GPIF is seeking damages of about ¥900 million, said Shinichirou Mori, a spokesman for the fund. The losses related to shares bought by GPIF’s external fund managers in 2009 through a secondary share offering, he said. The Wall Street Journal reported the news earlier on Thursday.
“We bought the shares seven years ago and that’s how much we’ve calculated our losses on those holdings to be,” Mori said on the phone on Thursday. GPIF has previously sued other companies including Seibu Railway Co. and Livedoor Inc., he said.

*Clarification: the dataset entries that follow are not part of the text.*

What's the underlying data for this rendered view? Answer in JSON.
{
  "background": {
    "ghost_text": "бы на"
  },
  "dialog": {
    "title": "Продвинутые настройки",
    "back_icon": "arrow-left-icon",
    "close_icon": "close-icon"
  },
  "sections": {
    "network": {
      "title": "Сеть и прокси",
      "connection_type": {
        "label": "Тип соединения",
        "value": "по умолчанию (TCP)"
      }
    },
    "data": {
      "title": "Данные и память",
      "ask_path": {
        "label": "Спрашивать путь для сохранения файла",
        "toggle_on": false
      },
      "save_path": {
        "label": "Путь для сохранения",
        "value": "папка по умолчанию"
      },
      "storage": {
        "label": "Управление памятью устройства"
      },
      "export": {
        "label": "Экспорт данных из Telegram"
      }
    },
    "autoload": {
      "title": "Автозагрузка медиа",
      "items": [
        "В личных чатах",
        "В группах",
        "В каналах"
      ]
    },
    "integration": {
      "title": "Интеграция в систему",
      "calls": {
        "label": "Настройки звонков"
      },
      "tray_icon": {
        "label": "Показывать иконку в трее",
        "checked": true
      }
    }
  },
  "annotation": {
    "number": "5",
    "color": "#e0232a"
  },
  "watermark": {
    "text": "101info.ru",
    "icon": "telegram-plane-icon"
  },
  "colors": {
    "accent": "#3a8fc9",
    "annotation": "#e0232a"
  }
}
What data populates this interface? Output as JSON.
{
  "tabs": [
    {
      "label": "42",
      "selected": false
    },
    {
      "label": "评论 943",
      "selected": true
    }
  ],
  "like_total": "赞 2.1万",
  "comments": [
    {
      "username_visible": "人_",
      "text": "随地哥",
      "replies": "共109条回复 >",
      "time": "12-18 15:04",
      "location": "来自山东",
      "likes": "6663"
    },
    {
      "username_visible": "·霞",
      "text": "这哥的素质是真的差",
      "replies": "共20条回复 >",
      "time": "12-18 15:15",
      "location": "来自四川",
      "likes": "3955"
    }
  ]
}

Toshiba has been plagued by record losses and executive resignations after unveiling years of padded profits at the conglomerate, which makes everything from computers to nuclear power equipment. Shares have tumbled more than 40 percent since April 2015, when the company said it would appoint a committee to investigate possible problems with its accounting.
The GPIF has sought to bolster its stewardship of the nation’s pension savings amid a broader push by Prime Minister Shinzo Abe to make investors more engaged with the companies they invest in. The country introduced guidelines for shareholders in 2014, which GPIF has pledged to follow, and started a corporate governance code last year.
Japan Trustee Services Bank Ltd., which holds the Toshiba shares on behalf of GPIF, filed the suit at the Tokyo District Court on May 6, Mori said. JTSB representatives attended the first hearing at the court on Tuesday, he said.